Two years later, addressing the House of Commons, Britain’s 44-year-old War Secretary Winston Churchill will put it this way:
Lenin was sent into Russia by the Germans in the same way that you might send a vial containing a culture of typhoid or cholera to be poured into the water supply of a great city, and it worked with amazing accuracy.
In returning to Russia, Lenin has revenge on his mind. His brother Alexander had been executed in 1887 for plotting to assassinate Tsar Alexander III.
Lenin’s Bolsheviks are one of three loosely united left-wing parties, along with the Mensheviks and the Social Revolutionary Party. In Russian, the word Bolshevik means “one of the majority.” Here’s why:
The group originated in 1903, at a Congress of the Social Democratic Party, after Lenin’s followers insisted that party membership be restricted to professional revolutionaries. These hard liners won a temporary majority on both the party’s central committee and, importantly, the editorial board of its newspaper Iskra (“Spark”)
The Bolsheviks then dubbed their opponents the Mensheviks (“Those of the Minority”). In fact, the evil genius of the Bolsheviks will be how, in small numbers and with only sparse popular support, they seize and maintain power not by the vote, but at the point of a gun.
Following the abdication of the Czar, his police department is dissolved. At the seat of government, in Petrograd (now Saint Petersburg), crime soars and quality of life plummets. Because the police at the time provided a wide range of public services, there was now no one making health inspections or collecting the garbage. As public order collapses, vigilantism and mob violence begin.
Lenin’s slogans are: END THE WAR; ALL LAND TO THE PEASANTS; and ALL POWER TO THE SOVIETS. After the Bolsheviks muscle control of a key Petrograd soviet, or worker’s council, they choose not to restore public order, deciding anarchy will act to erase any remaining hope of establishing a Western-style democracy.
The Bolsheviks are soon confronted by challengers from all sides, left and right, all ready to fight for control of a state breaking apart. There will eventually be 18 different groups claiming to speak as Russia’s sole representative.
The first big Bolshevik lie is that Lenin’s Russian Marxists are in tune with a historical dialectic of worker liberation. No people’s uprising ever occurs. Nor do the Bolsheviks ever act, as claimed, like democratic socialists. That’s bullshit, too. They are, rather, born terrorists who will disguise their cruelty and totalitarian views by claiming to be communist utopians.

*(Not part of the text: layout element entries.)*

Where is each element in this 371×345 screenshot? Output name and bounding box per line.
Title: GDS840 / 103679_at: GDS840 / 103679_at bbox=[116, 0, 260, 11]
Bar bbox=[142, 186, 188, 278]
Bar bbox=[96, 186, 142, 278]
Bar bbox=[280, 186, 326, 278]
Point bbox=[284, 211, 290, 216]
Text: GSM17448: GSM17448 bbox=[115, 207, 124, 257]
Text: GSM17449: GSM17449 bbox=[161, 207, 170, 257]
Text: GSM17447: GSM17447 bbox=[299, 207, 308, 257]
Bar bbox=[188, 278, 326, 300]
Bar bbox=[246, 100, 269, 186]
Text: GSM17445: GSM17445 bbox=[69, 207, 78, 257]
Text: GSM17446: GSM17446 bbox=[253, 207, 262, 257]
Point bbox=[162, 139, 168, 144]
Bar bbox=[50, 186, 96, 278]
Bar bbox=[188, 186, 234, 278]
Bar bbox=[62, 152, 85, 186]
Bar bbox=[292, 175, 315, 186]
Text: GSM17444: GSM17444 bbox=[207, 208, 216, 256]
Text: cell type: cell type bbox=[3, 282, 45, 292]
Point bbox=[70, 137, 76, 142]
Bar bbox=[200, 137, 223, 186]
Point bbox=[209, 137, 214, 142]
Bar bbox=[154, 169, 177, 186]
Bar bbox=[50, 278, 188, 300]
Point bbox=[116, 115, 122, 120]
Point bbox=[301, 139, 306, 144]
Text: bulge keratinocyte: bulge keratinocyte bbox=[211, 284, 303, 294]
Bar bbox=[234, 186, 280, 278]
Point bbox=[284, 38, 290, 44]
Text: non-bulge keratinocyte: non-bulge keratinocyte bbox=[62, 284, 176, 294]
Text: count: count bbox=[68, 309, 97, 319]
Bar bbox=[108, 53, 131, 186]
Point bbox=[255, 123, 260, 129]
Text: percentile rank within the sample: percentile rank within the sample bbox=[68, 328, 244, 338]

Lev Davidovich Bronstein – alias Trotsky ⎼ explains the barbaric Bolshevik strategy this way:
We shall not enter into the kingdom of socialism in white gloves on a polished floor.
The Bolsheviks change their name to the Russia Communist Party, announcing that “the object is to create a communistic society … and realize the principle: from each one according to his ability and to each one according to his needs.”
This is more empty rhetoric. What the name change means is that the Bolsheviks are making a full break with the country’s more moderate left wing-parties, which Lenin describes, disingenuously, as “chauvinist, populist and standing in the way of the worker’s revolution.”
Lenin is somewhat shocked by the size of the political opposition facing the Bolsheviks. As a remedy, he doesn’t seek to use the tools of persuasion but instead establishes the All Russian Extraordinary Commission, or Cheka, a secret police organization ostensibly charged with combating counterrevolution and sabotage.
It’s real job is constant terror, perpetual mayhem, and senseless killing.
The Cheka will be renamed several times, becoming the KGB at the start of the Cold War.
Fascinating reading...now what can we expect?